Match-E-Be-Nash-She-Wish (also spelled with various transliterations as Mashipinashiwish, Me-chee-pee-nai-she-insh, Mash-i-pi-wish , Mitch-e-pe-nain-she-wish, or Mat-che-pee-na-che-wish) was a hereditary chief of a Potawatomi Indian group in what is now Michigan. The Potawatomi are one of the peoples of the Council of Three Fires; the others are the Odawa and the Ojibwe, all Algonquian-language speakers.

==Post-American Revolution activities==

Listed by the United States by English name of Bad Bird and as an Ojibwe, the chief made his sign on the Treaty of Greenville, in 1795, which ended the Northwest Indian War after the defeat of the Western Confederacy. (The Ojibwe were closely allied with the Potawatomi and Ottawa in the Council of Three Fires).

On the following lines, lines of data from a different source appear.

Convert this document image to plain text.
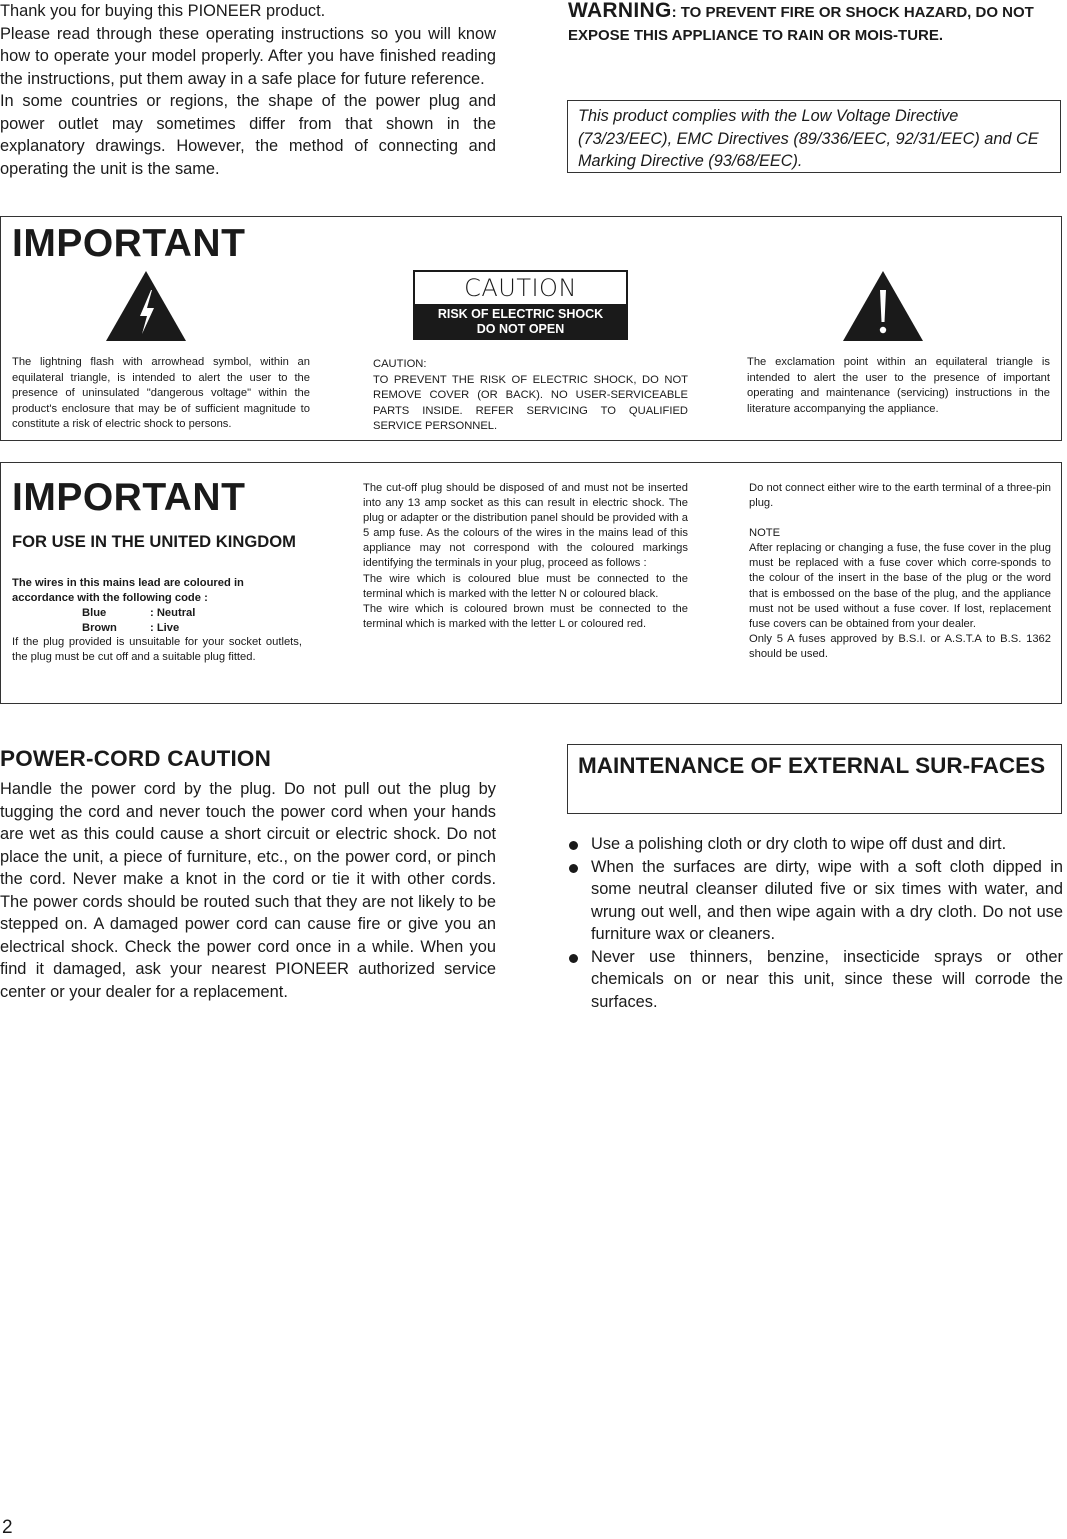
Thank you for buying this PIONEER product.

Please read through these operating instructions so you will know how to operate your model properly. After you have finished reading the instructions, put them away in a safe place for future reference.

In some countries or regions, the shape of the power plug and power outlet may sometimes differ from that shown in the explanatory drawings. However, the method of connecting and operating the unit is the same.

WARNING: TO PREVENT FIRE OR SHOCK HAZARD, DO NOT EXPOSE THIS APPLIANCE TO RAIN OR MOIS-TURE.
This product complies with the Low Voltage Directive (73/23/EEC), EMC Directives (89/336/EEC, 92/31/EEC) and CE Marking Directive (93/68/EEC).
IMPORTANT
CAUTION
RISK OF ELECTRIC SHOCK
DO NOT OPEN
The lightning flash with arrowhead symbol, within an equilateral triangle, is intended to alert the user to the presence of uninsulated "dangerous voltage" within the product's enclosure that may be of sufficient magnitude to constitute a risk of electric shock to persons.
CAUTION:
TO PREVENT THE RISK OF ELECTRIC SHOCK, DO NOT REMOVE COVER (OR BACK). NO USER-SERVICEABLE PARTS INSIDE. REFER SERVICING TO QUALIFIED SERVICE PERSONNEL.
The exclamation point within an equilateral triangle is intended to alert the user to the presence of important operating and maintenance (servicing) instructions in the literature accompanying the appliance.
IMPORTANT
FOR USE IN THE UNITED KINGDOM
The wires in this mains lead are coloured in accordance with the following code :
Blue	: Neutral
Brown	: Live
If the plug provided is unsuitable for your socket outlets, the plug must be cut off and a suitable plug fitted.
The cut-off plug should be disposed of and must not be inserted into any 13 amp socket as this can result in electric shock. The plug or adapter or the distribution panel should be provided with a 5 amp fuse. As the colours of the wires in the mains lead of this appliance may not correspond with the coloured markings identifying the terminals in your plug, proceed as follows :
The wire which is coloured blue must be connected to the terminal which is marked with the letter N or coloured black.
The wire which is coloured brown must be connected to the terminal which is marked with the letter L or coloured red.
Do not connect either wire to the earth terminal of a three-pin plug.
NOTE
After replacing or changing a fuse, the fuse cover in the plug must be replaced with a fuse cover which corre-sponds to the colour of the insert in the base of the plug or the word that is embossed on the base of the plug, and the appliance must not be used without a fuse cover. If lost, replacement fuse covers can be obtained from your dealer.
Only 5 A fuses approved by B.S.I. or A.S.T.A to B.S. 1362 should be used.
POWER-CORD CAUTION
Handle the power cord by the plug. Do not pull out the plug by tugging the cord and never touch the power cord when your hands are wet as this could cause a short circuit or electric shock. Do not place the unit, a piece of furniture, etc., on the power cord, or pinch the cord. Never make a knot in the cord or tie it with other cords. The power cords should be routed such that they are not likely to be stepped on. A damaged power cord can cause fire or give you an electrical shock. Check the power cord once in a while. When you find it damaged, ask your nearest PIONEER authorized service center or your dealer for a replacement.
MAINTENANCE OF EXTERNAL SUR-FACES
Use a polishing cloth or dry cloth to wipe off dust and dirt.
When the surfaces are dirty, wipe with a soft cloth dipped in some neutral cleanser diluted five or six times with water, and wrung out well, and then wipe again with a dry cloth. Do not use furniture wax or cleaners.
Never use thinners, benzine, insecticide sprays or other chemicals on or near this unit, since these will corrode the surfaces.
2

This treaty was signed by chiefs of those three tribes and others that had been part of the Western Confederacy. The bands ceded considerable territory in present-day Ohio, Indiana and Illinois, allowing settlement by European Americans in what the U.S. called the Northwest Territory, an area north of the Ohio River and east of the Mississippi.

The 1821 Treaty of Chicago, which Match-E-Be-Nash-She-Wish signed on August 29, 1821, there listed as an Ottawa, reserved a three mile-square tract for an Indian village at the head of the Kalamazoo River (spelled then as Kekalamazoo). The present-day city of Kalamazoo developed at this site.

Bad Bird was identified as signing the US Treaty with the Potawatomi, of September 19, 1827, by which he ceded the Kalamazoo tract reserved for the Indian village to the U.S. He did not sign the 1828 Treaty with the Potawatomi, which ceded additional land in southwest Michigan to the U.S. He did sign the 1832 U.S. Treaty with the Potawatomi, which also ceded additional land in the area.

The Dictionary of Canadian Biography Online estimates that Match-E-Be-Nash-She-Wish (Bad Bird) was born about 1735 and died about 1805. It does not attest to his signing the treaties from 1821 to 1832 with the United States. The dates suggest that perhaps a younger man of the same name signed these treaties.

The federally recognized tribe in the United States known as the Match-E-Be-Nash-She-Wish Band of Pottawatomi (formerly known as the Gun Lake Band) is based in Dorr, Michigan in Allegan County. They renamed their tribe after this chief, as its members trace their descent from him and his wife.